Domenica Feti (1589 – 1623) was a prolific and talented Italian painter. Despite his short life he painted many variations of Ecce Homo, which was apparently a good seller. There are numerous variations in museums across Europe, such as this version in the Galleria degli Uffizi, Florence:
We were able to track the provenance of the actual version that Zinzendorf saw in Dusseldorf during his Wanderjahr. The painting, now located in the Bayerische Staatsmuseum in Munich, has an inscrption in Latin at the bottom of the canvas:
Ego pro te haec passus sum
Tu vero quid fecisti pro me
"This have I suffered for you; now what will you do for me?"
A Spurious Tale - and a True One!
Over the years, we have been contacted numerous times by preachers seeking to verify the variation on the story they had heard, that the Ecce Homo was painted by an artist named Sternburg (or Stenberg) whose life was changed in the act of creating the painting and the questions of a little gypsy girl.

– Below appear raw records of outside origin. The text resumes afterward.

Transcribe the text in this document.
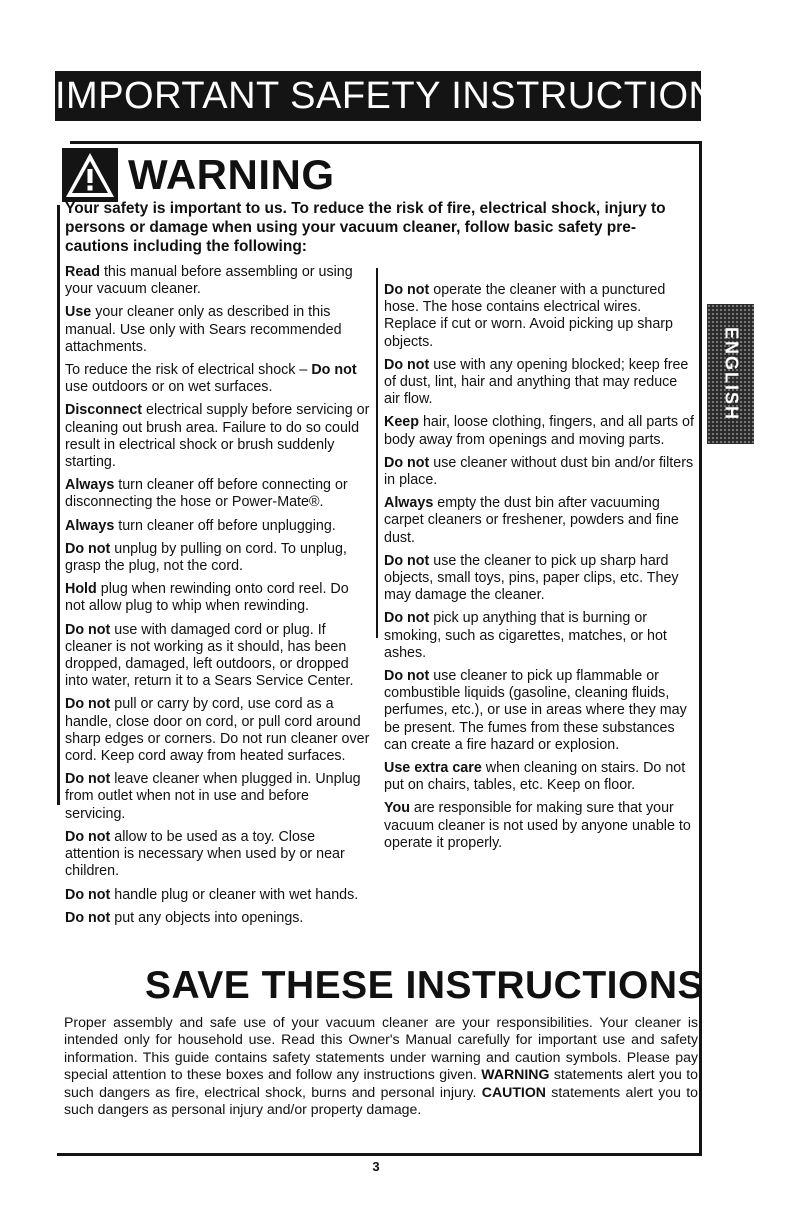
IMPORTANT SAFETY INSTRUCTIONS
WARNING
Your safety is important to us. To reduce the risk of fire, electrical shock, injury to persons or damage when using your vacuum cleaner, follow basic safety pre-cautions including the following:

Read this manual before assembling or using your vacuum cleaner.

Use your cleaner only as described in this manual. Use only with Sears recommended attachments.

To reduce the risk of electrical shock – Do not use outdoors or on wet surfaces.

Disconnect electrical supply before servicing or cleaning out brush area. Failure to do so could result in electrical shock or brush suddenly starting.

Always turn cleaner off before connecting or disconnecting the hose or Power-Mate®.

Always turn cleaner off before unplugging.

Do not unplug by pulling on cord. To unplug, grasp the plug, not the cord.

Hold plug when rewinding onto cord reel. Do not allow plug to whip when rewinding.

Do not use with damaged cord or plug. If cleaner is not working as it should, has been dropped, damaged, left outdoors, or dropped into water, return it to a Sears Service Center.

Do not pull or carry by cord, use cord as a handle, close door on cord, or pull cord around sharp edges or corners. Do not run cleaner over cord. Keep cord away from heated surfaces.

Do not leave cleaner when plugged in. Unplug from outlet when not in use and before servicing.

Do not allow to be used as a toy. Close attention is necessary when used by or near children.

Do not handle plug or cleaner with wet hands.

Do not put any objects into openings.

Do not operate the cleaner with a punctured hose. The hose contains electrical wires. Replace if cut or worn. Avoid picking up sharp objects.

Do not use with any opening blocked; keep free of dust, lint, hair and anything that may reduce air flow.

Keep hair, loose clothing, fingers, and all parts of body away from openings and moving parts.

Do not use cleaner without dust bin and/or filters in place.

Always empty the dust bin after vacuuming carpet cleaners or freshener, powders and fine dust.

Do not use the cleaner to pick up sharp hard objects, small toys, pins, paper clips, etc. They may damage the cleaner.

Do not pick up anything that is burning or smoking, such as cigarettes, matches, or hot ashes.

Do not use cleaner to pick up flammable or combustible liquids (gasoline, cleaning fluids, perfumes, etc.), or use in areas where they may be present. The fumes from these substances can create a fire hazard or explosion.

Use extra care when cleaning on stairs. Do not put on chairs, tables, etc. Keep on floor.

You are responsible for making sure that your vacuum cleaner is not used by anyone unable to operate it properly.

ENGLISH
SAVE THESE INSTRUCTIONS
Proper assembly and safe use of your vacuum cleaner are your responsibilities. Your cleaner is intended only for household use. Read this Owner's Manual carefully for important use and safety information. This guide contains safety statements under warning and caution symbols. Please pay special attention to these boxes and follow any instructions given. WARNING statements alert you to such dangers as fire, electrical shock, burns and personal injury. CAUTION statements alert you to such dangers as personal injury and/or property damage.
3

Sorry to say, this story is completely spurious, apparently having its origin in a 20th century tract. The author either made the story up out of whole cloth or was repeating a made-up sermon illustration he had heard. Despite the fact that we knew with certainty who actually painted the picture, we asked several art historians to see if there had been any artist named Sternburg or Stenberg during an appropriate time frame, and they were not able to find any record of any practicing artist in Europe by that name during the 17th and 18th centuries.
The True Story
It is a fact that the hymn writer Frances Havergal (December 14, 1836 – June 3, 1879), best known for her hymns Take My Life and Let It Be and I Am Trusting Thee was also inspired by the Domenico Feti painting.
In 1858, during a trip to Germany, she encountered the Ecce Homo painting, and like Zinzendorf, was moved by both the painting itself and the motto "This have I suffered for you, now what will you do for me?" She scribbled a hymn verse, I Gave My Life For Thee on a scrap of paper. Whether she was aware of Zinzendorf's experience with the painting is uncertain, but it is possible since she had extensive contact with the Moravians in England.
At first unsatisfied with the verse, she found that others were very moved by it and it was published in a leaflet in 1859 and later in Good Words in 1860 and The Ministry in Song in 1869 to a tune written by her father, Baca. Philip Bliss later wrote the tune familiar in America, Kenosis.
Frances Havergal herself said about this hymn:
I was so overwhelmed on Sunday at hearing three of my hymns touchingly sung in Perry Church, that I never before realized the high privilege of writing for the “great congregation,” especially when they sang, I Gave My Life for Thee to my father’s tune Baca.